A la gente de mi edad aún le fue dado conocer el modelo moral del maestro. En mi caso, literario, una institución que había comenzado dos siglos atrás, cuando los devotos se acercaban a la casa de Goethe con el fin de verle en gorro de dormir. Todavía ahora se califica de «maestro» a algún que otro escritor, pero sabemos que es como hinchas en taberna, que se dan sonoros espaldarazos al grito de: «¡Maestrooo!».
Quienes hemos conocido aquella apacible sociedad que aprobaba la visita al maestro –un suceso que luego se contaba a los amigos, familiares, contertulios, viajeros de Renfe y colegas de oficina, hasta hartarlos–, recordamos lo dificilísimo que es hablar (bien) del maestro. Aún ahora, cuando se hojea un testimonio cegado de amor por un escritor portugués, una dramaturga libanesa, un autor de novelas de policías o un prohombre, no es raro deducir que aunque el enamorado ha querido poner las más bellas flores en el altar del ídolo, lo que ha conseguido es que le odiemos. A él por bobo y al maestro por tolerar semejante discípulo. Quien haya leído dos páginas (más es imposible) del libro de Suso de Toro sobre Zapatero comprende lo que digo.

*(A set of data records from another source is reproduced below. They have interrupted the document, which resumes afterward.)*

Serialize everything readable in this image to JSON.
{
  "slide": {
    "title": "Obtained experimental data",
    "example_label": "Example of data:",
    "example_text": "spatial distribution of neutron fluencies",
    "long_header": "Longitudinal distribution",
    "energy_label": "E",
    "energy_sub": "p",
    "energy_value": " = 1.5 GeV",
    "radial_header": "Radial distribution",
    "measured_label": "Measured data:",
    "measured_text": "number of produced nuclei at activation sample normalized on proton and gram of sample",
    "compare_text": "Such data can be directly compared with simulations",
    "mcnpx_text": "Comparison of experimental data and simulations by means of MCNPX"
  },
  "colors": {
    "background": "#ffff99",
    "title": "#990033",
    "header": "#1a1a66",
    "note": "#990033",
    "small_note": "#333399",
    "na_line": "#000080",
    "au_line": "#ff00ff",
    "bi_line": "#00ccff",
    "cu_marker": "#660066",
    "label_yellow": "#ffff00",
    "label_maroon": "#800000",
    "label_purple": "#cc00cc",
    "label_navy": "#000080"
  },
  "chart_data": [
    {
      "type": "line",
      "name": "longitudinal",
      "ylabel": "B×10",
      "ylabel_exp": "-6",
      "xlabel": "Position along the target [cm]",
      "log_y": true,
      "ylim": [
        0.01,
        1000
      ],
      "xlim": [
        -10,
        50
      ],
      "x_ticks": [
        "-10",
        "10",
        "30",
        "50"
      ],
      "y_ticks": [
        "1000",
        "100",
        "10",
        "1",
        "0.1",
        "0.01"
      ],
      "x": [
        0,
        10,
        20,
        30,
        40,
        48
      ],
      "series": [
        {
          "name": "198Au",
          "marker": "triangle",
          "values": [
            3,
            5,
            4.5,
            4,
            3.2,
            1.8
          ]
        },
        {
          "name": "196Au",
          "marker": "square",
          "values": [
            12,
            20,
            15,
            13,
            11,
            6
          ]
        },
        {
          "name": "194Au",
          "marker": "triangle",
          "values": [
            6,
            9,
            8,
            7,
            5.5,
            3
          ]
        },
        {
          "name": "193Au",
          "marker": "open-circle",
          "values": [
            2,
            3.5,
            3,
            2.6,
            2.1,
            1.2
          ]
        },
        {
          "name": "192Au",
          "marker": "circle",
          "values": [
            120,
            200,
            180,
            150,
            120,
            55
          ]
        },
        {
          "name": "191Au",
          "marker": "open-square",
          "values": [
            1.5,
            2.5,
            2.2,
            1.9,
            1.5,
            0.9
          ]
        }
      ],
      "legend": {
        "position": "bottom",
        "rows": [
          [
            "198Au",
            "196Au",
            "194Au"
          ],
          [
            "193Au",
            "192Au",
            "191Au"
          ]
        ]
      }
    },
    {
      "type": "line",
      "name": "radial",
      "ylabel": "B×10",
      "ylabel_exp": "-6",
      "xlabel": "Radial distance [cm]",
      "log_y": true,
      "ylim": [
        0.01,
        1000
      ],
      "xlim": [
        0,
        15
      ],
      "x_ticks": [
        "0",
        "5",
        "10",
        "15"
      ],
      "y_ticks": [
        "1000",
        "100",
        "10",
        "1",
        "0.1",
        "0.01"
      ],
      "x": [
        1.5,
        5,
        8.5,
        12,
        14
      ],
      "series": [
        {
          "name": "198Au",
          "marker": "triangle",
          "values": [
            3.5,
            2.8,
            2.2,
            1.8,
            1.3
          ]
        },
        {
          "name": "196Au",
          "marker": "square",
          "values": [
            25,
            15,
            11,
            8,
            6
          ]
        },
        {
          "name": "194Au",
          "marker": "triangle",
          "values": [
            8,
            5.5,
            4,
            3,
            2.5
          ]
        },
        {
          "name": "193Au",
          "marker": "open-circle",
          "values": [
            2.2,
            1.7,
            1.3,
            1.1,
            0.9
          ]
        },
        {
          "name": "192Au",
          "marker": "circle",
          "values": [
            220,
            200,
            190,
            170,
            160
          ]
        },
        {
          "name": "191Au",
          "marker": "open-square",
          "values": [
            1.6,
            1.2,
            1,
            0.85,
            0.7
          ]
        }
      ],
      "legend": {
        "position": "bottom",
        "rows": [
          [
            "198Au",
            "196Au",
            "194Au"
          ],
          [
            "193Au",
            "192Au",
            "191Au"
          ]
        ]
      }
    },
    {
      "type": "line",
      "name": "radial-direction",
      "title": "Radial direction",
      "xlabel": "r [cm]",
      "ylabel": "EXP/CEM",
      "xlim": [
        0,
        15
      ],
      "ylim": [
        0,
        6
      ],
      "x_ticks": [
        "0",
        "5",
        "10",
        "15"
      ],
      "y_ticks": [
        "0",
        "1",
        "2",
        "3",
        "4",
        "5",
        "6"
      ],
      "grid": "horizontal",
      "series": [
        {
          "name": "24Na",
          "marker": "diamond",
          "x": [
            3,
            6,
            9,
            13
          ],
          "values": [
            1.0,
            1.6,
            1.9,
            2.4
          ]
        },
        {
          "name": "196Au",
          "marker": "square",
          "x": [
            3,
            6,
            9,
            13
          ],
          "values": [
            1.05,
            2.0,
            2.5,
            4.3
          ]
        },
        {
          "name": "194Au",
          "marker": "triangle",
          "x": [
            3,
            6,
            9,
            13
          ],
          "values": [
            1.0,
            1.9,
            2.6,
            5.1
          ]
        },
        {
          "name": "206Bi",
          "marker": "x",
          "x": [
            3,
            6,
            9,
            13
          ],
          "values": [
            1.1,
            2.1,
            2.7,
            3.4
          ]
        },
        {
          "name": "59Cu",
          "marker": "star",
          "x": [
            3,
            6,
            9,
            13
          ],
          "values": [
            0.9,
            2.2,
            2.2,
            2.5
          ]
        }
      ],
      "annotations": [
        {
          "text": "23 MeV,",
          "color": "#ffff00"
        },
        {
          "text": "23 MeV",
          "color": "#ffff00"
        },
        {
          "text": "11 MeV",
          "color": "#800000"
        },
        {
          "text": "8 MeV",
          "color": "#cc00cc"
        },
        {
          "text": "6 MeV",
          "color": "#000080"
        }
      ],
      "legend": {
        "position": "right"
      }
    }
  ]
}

Me asalta tan amarga reflexión tras la lectura de los Recuerdos de Tolstói, Chéjov y Andréiev que escribió Maxim Gorki y acaba de editar Nortesur. Aunque ya casi nadie lee a Gorki, fue este un escritor tan admirado en su tiempo como pueda serlo hoy García Márquez, y de similar temple moral. El pobre Gorki adoraba a Tolstói y compartió con él muchos días del último tramo del maestro, cuando se retiró a su finca (Yásnaia Poliana) con el fin de practicar un humanismo cristiano-budista basado en la exaltación del labriego, el régimen vegetariano, la humildad, la misericordia, la sencillez y la solidaridad, todo un programa. Al parecer, se zurcía él mismo los apestosos calcetines. No fue la etapa más interesante del conde, ya que, entre otras cosas, abominaba de la literatura y del arte en general por considerarlos alejados del amor de Dios y pecaminosos, pero parece que en la finca no faltaba el recreo ya que no había día en que no brotara un adorador balbuciente ante el maestro. Es conocida la visita de Rilke, acompañado por Lou Andreas Salomé, y el horror del maestro que los espiaba por una mirilla del portón mientras bailaban sobre la nieve con pierna de jota en plan Isadora Duncan.
Se enfrenta Gorki al problema de cómo hablar del maestro. ¿Digo la verdad, o digo lo que conviene a su gloria eterna? Sin duda Gorki, un socialista rudimentario, eligió lo segundo. De manera que el conde Tolstói aparece como un majadero que no cesa de decir sandeces sobre el Campesino Ruso y la Mujer Rusa, se rodea de amigos idiotas porque admira su «simplicidad», y condena la literatura como cosa satánica. Y eso se lo dice a Gorki, que no dejó de escribir ni en el lecho de muerte. No merecía tanta admiración, el conde, o por lo menos una admiración cocida en olla tan grosera.
A la vista de estos recuerdos uno se pregunta si no será una bendición que ya nadie tenga maestros, que solo queden malditos (a quienes puedes saludar si tienes mil millones de euros), y que los y las vírgenes estén aún por estrenar.